On the Fragility of AI Agent Collusion
This addresses the problem of algorithmic collusion in AI-driven markets for regulators and policymakers, showing it is fragile under real-world heterogeneity, which is an incremental but practical insight.
The study investigated the fragility of algorithmic collusion among LLM agents in pricing scenarios, finding that heterogeneity in patience or data access reduces collusive equilibria and price lifts, with experiments showing price lifts dropping from 22% to 10% or 7% above competitive levels under such conditions.
Recent work shows that pricing with symmetric LLM agents leads to algorithmic collusion. We show that collusion is fragile under the heterogeneity typical of real deployments. In a stylized repeated-pricing model, heterogeneity in patience or data access reduces the set of collusive equilibria.

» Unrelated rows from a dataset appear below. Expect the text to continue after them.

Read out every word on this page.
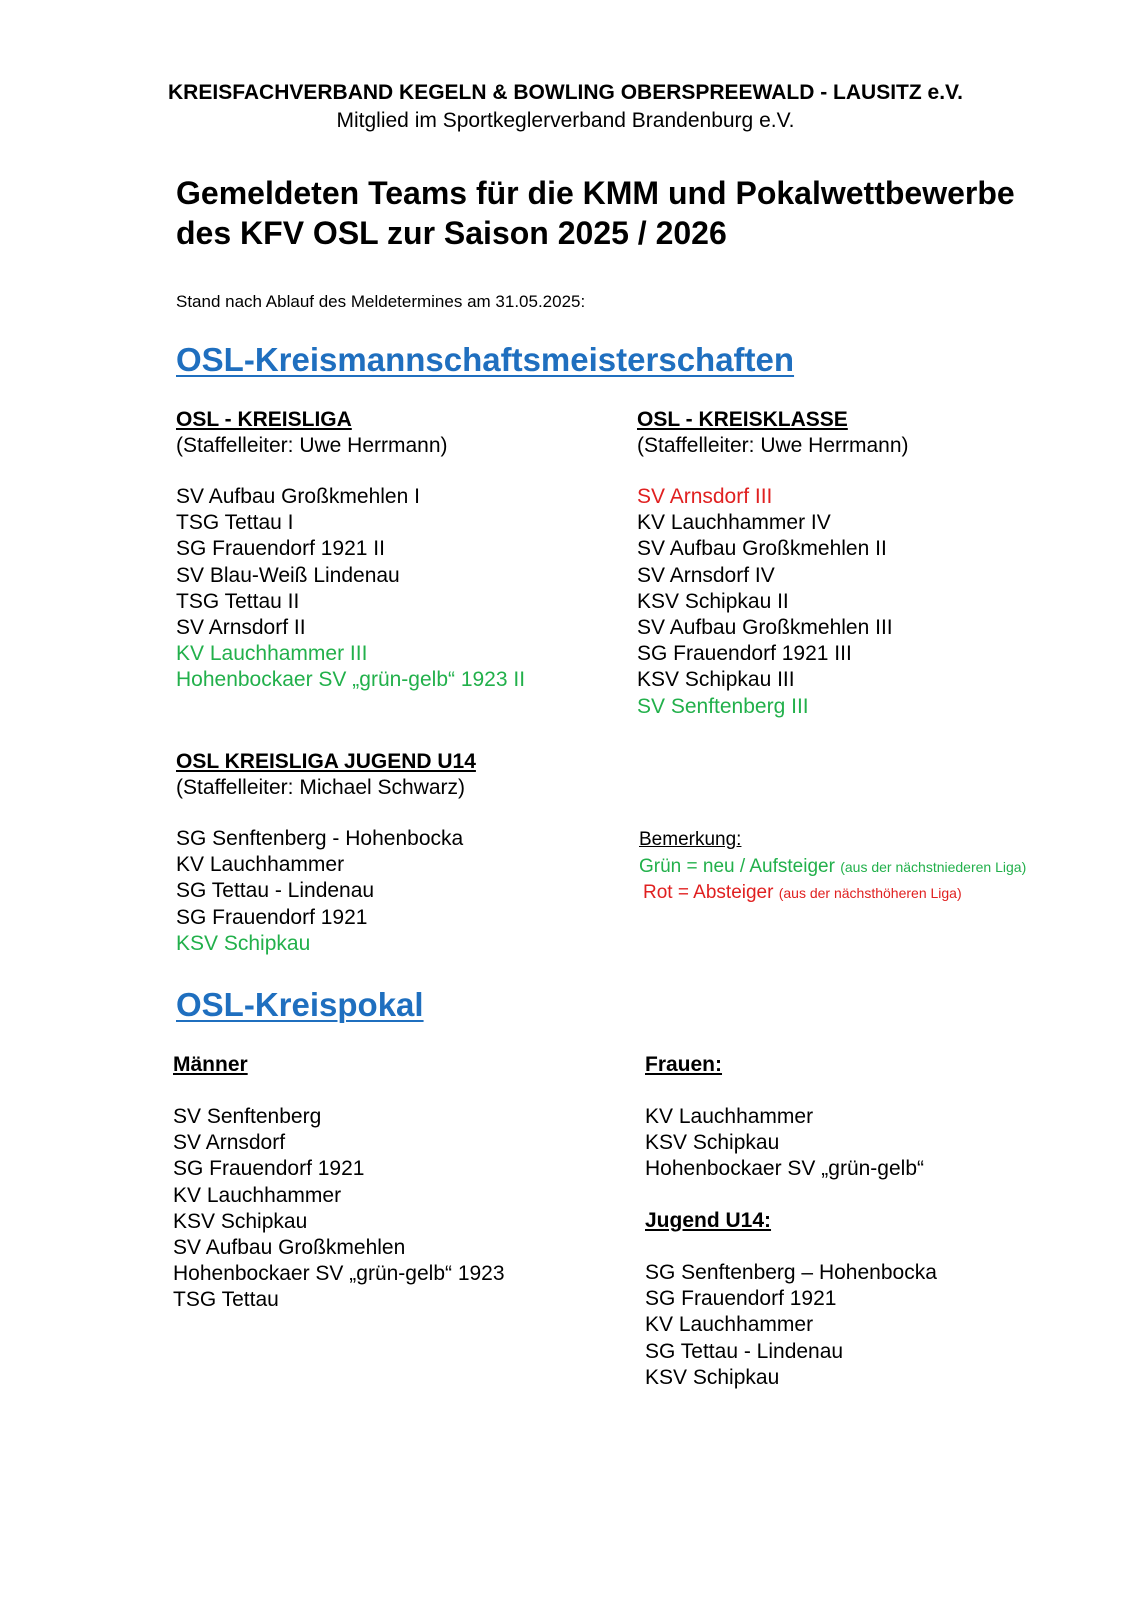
KREISFACHVERBAND KEGELN & BOWLING OBERSPREEWALD - LAUSITZ e.V.

Mitglied im Sportkeglerverband Brandenburg e.V.

Gemeldeten Teams für die KMM und Pokalwettbewerbe
des KFV OSL zur Saison 2025 / 2026

Stand nach Ablauf des Meldetermines am 31.05.2025:

OSL-Kreismannschaftsmeisterschaften
OSL - KREISLIGA
(Staffelleiter: Uwe Herrmann)
SV Aufbau Großkmehlen I
TSG Tettau I
SG Frauendorf 1921 II
SV Blau-Weiß Lindenau
TSG Tettau II
SV Arnsdorf II
KV Lauchhammer III
Hohenbockaer SV „grün-gelb“ 1923 II
OSL - KREISKLASSE
(Staffelleiter: Uwe Herrmann)
SV Arnsdorf III
KV Lauchhammer IV
SV Aufbau Großkmehlen II
SV Arnsdorf IV
KSV Schipkau II
SV Aufbau Großkmehlen III
SG Frauendorf 1921 III
KSV Schipkau III
SV Senftenberg III
OSL KREISLIGA JUGEND U14
(Staffelleiter: Michael Schwarz)
SG Senftenberg - Hohenbocka
KV Lauchhammer
SG Tettau - Lindenau
SG Frauendorf 1921
KSV Schipkau
Bemerkung:
Grün = neu / Aufsteiger (aus der nächstniederen Liga)
Rot = Absteiger (aus der nächsthöheren Liga)
OSL-Kreispokal
Männer
SV Senftenberg
SV Arnsdorf
SG Frauendorf 1921
KV Lauchhammer
KSV Schipkau
SV Aufbau Großkmehlen
Hohenbockaer SV „grün-gelb“ 1923
TSG Tettau
Frauen:
KV Lauchhammer
KSV Schipkau
Hohenbockaer SV „grün-gelb“
Jugend U14:
SG Senftenberg – Hohenbocka
SG Frauendorf 1921
KV Lauchhammer
SG Tettau - Lindenau
KSV Schipkau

Experiments with open-source LLM agents (totaling over 2,000 compute hours) align with these predictions: patience heterogeneity reduces price lift from 22% to 10% above competitive levels; asymmetric data access, to 7%. Increasing the number of competing LLMs breaks up collusion; so does cross-algorithm heterogeneity, that is, setting LLMs against Q-learning agents. But model-size differences (e.g., 32B vs. 14B weights) do not; they generate leader-follower dynamics that stabilize collusion. We discuss antitrust implications, such as enforcement actions restricting data-sharing and policies promoting algorithmic diversity.